It would seem to be a reasonable corollary to the Apostle John’s affirmation that he knew no greater joy than to know that his children walk in the truth (III John 4) that there is likely no greater sorrow than to see one’s own children walk away from the church and the gospel of Jesus Christ. This is no mere intellectual question but cuts us to our hearts.
The question above suggests that there are two different but related questions in play. First, how ought we to look at such a son, and second, how should such a son relate to the rest of the family? It is both a blessing and a curse that we are not able to see into the hearts of others. It is a curse when such might offer us assurance, a blessing when such might lead us to doubt.
Our first bedrock principle we should not lose sight of is that all humans, outside of our Lord, sin while we live on this planet. Your son is indeed in dark and grievous sin. So to, however, was King David when he took Uriah’s wife and his life. David, remember, was called the friend of God.
That said, the second bedrock principle is that those who practice gross and heinous sin have every reason to doubt their salvation. “No one knows the heart of another” can become too soft a pillow that misses the plain teaching of Scripture on what we can know. Paul wrote to the Galatians, “Now the works of the flesh are evident: sexual immorality, impurity, sensuality, idolatry, sorcery, enmity, strife, jealousy, fits of anger, rivalries, dissensions, divisions, envy, drunkenness, orgies and things like these. I warn you, as I warned you before, that those who do such things will not inherit the kingdom of God” (5:19-21).
Then there is this third bedrock principle- reaching the conclusion that a person is not a believer is not the same things as reaching the conclusion that he or she will never be a believer. Your son may be like David, given over to this sin for a season. He may be like Saint Augustine, who was brought to faith only after a riotous youth. Or, he may not be among those chosen before the foundation of time. We just can’t know for certain.
How then ought your family to treat him? The more important question is how ought the church to treat him. When your son professed Christ he surely came under the authority of a local expression of the body of Christ, the church. The elders there vowed to watch out for your son’s soul, and so now have a duty to bring to bear the grace of church discipline in his life. He should be called before the elders to repent, to turn from his sin. If he refuses, he should be barred from the Lord’s Table and from the table of those who belong to the Lord.

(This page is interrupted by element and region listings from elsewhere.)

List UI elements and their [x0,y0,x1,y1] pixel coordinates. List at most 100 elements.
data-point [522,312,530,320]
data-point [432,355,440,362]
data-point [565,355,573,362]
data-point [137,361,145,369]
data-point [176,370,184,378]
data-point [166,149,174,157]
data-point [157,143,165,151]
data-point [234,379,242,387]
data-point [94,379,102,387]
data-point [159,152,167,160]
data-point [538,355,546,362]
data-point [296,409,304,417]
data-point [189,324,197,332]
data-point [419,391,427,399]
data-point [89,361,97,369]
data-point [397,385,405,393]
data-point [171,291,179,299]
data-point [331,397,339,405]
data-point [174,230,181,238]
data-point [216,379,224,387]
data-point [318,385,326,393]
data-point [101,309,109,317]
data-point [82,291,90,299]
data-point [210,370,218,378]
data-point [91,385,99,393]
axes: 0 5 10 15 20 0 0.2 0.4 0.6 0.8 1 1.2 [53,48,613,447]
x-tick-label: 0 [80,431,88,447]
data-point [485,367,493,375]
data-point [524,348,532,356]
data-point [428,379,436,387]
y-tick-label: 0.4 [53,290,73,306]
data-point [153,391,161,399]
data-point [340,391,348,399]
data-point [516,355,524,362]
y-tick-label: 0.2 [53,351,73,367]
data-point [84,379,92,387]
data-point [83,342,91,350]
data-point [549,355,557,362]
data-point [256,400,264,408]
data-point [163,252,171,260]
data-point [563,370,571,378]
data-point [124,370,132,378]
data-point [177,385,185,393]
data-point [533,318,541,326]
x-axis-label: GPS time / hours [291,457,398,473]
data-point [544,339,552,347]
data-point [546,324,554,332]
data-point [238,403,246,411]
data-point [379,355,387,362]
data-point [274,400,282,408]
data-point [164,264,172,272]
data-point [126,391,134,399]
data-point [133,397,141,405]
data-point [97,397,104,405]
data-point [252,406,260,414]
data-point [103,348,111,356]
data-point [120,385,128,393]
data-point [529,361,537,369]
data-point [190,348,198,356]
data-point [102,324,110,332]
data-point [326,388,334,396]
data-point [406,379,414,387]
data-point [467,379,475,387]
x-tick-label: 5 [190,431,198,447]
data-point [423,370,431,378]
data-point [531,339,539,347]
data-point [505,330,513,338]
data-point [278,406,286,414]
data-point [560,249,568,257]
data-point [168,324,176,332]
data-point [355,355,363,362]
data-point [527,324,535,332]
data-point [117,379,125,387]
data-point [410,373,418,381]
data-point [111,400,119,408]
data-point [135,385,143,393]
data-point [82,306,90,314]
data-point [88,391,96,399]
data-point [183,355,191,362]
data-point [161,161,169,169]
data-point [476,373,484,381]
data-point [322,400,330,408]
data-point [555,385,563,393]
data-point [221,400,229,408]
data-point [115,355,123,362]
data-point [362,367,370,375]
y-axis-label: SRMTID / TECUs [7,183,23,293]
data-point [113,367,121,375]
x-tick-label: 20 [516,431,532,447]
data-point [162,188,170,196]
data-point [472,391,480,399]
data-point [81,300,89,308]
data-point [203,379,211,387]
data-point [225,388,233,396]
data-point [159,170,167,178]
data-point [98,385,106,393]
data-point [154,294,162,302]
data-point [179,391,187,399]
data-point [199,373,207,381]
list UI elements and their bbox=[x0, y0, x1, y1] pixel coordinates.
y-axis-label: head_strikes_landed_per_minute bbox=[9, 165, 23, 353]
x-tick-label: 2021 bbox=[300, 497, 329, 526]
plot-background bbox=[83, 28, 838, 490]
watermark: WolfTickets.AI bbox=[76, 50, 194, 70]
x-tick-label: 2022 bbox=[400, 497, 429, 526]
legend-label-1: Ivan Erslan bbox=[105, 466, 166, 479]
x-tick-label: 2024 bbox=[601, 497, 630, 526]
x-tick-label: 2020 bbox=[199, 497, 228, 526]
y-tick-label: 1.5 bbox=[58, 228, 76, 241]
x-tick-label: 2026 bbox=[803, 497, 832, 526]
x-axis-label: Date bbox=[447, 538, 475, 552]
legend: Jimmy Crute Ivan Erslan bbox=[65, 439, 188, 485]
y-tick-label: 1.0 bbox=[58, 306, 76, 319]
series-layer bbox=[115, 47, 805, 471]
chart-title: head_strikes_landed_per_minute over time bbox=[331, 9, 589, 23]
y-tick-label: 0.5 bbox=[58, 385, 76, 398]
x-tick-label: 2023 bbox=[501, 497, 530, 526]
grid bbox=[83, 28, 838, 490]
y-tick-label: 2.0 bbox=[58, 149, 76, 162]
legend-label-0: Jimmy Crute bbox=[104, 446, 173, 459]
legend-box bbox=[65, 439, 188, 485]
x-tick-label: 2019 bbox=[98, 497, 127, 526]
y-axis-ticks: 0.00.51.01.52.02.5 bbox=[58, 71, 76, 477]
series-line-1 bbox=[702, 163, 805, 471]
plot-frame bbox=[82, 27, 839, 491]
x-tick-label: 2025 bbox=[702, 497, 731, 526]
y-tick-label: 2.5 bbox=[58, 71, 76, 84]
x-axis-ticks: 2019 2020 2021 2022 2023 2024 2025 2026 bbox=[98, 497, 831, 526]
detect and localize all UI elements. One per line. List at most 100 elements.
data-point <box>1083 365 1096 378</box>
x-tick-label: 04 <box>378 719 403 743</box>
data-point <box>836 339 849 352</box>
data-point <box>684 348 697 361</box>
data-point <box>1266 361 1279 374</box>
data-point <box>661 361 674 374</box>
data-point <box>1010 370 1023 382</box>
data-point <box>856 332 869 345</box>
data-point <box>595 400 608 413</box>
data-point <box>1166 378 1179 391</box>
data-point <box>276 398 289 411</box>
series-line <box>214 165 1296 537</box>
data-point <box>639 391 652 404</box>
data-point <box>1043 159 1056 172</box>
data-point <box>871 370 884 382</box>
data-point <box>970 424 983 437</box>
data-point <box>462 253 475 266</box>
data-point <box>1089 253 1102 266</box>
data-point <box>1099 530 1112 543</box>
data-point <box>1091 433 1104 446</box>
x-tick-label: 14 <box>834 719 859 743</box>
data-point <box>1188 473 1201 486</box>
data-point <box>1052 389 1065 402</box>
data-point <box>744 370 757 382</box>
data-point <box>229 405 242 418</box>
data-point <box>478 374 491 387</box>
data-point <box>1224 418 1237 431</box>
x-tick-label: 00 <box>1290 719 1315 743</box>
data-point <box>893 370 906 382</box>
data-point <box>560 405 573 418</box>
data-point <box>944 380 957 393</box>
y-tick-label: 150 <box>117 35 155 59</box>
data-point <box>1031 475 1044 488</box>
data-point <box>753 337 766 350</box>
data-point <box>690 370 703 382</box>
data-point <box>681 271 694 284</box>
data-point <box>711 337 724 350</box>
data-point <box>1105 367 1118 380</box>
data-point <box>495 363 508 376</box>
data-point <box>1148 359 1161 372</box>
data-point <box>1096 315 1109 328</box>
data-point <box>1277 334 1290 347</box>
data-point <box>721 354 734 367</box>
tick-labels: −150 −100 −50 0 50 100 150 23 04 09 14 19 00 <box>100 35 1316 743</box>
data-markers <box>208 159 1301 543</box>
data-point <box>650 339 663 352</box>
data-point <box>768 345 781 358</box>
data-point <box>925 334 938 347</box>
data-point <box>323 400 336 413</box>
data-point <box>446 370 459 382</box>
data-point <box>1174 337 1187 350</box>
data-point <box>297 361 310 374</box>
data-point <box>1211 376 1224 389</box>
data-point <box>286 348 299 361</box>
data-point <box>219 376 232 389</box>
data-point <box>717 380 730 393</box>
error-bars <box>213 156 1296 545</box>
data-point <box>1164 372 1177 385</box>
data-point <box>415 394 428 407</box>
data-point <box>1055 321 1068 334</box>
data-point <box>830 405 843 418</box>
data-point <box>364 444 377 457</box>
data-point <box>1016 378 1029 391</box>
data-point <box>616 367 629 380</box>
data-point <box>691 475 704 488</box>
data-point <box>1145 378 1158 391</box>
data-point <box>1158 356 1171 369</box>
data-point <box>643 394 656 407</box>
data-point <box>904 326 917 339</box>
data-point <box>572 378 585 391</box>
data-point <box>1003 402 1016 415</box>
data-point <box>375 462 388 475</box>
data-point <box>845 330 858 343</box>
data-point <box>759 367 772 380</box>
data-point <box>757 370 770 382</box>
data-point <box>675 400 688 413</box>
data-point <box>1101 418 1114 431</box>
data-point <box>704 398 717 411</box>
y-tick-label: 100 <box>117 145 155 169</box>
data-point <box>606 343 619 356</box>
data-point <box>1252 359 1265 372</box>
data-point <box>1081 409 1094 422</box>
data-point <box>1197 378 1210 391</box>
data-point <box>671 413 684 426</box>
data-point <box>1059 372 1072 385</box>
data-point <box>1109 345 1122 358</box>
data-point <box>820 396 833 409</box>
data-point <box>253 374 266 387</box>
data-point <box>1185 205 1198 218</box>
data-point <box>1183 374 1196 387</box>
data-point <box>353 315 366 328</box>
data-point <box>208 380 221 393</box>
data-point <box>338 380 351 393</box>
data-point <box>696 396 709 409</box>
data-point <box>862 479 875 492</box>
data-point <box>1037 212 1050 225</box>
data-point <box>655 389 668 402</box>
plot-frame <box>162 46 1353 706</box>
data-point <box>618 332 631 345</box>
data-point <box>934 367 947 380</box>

He should be excommunicated, disfellowshipped. He should, that is, no longer be welcome at your own table as well. Your relationship with him changes from one wherein you believed one another to be bound together in the bonds of Christ to now being mere relatives. Yes you can be polite to him. You can be cordial to him. You should let him know that your hearts are broken, that you love him and always will, but that having left the faith; he has left that which defines your family. Remind him of the story of the prodigal son, and let him know that your prayers will always be that God the Holy Spirit would bring him to himself, that you might feast once again with him. Let there be no bitterness and rancor. Let him instead see your broken hearts.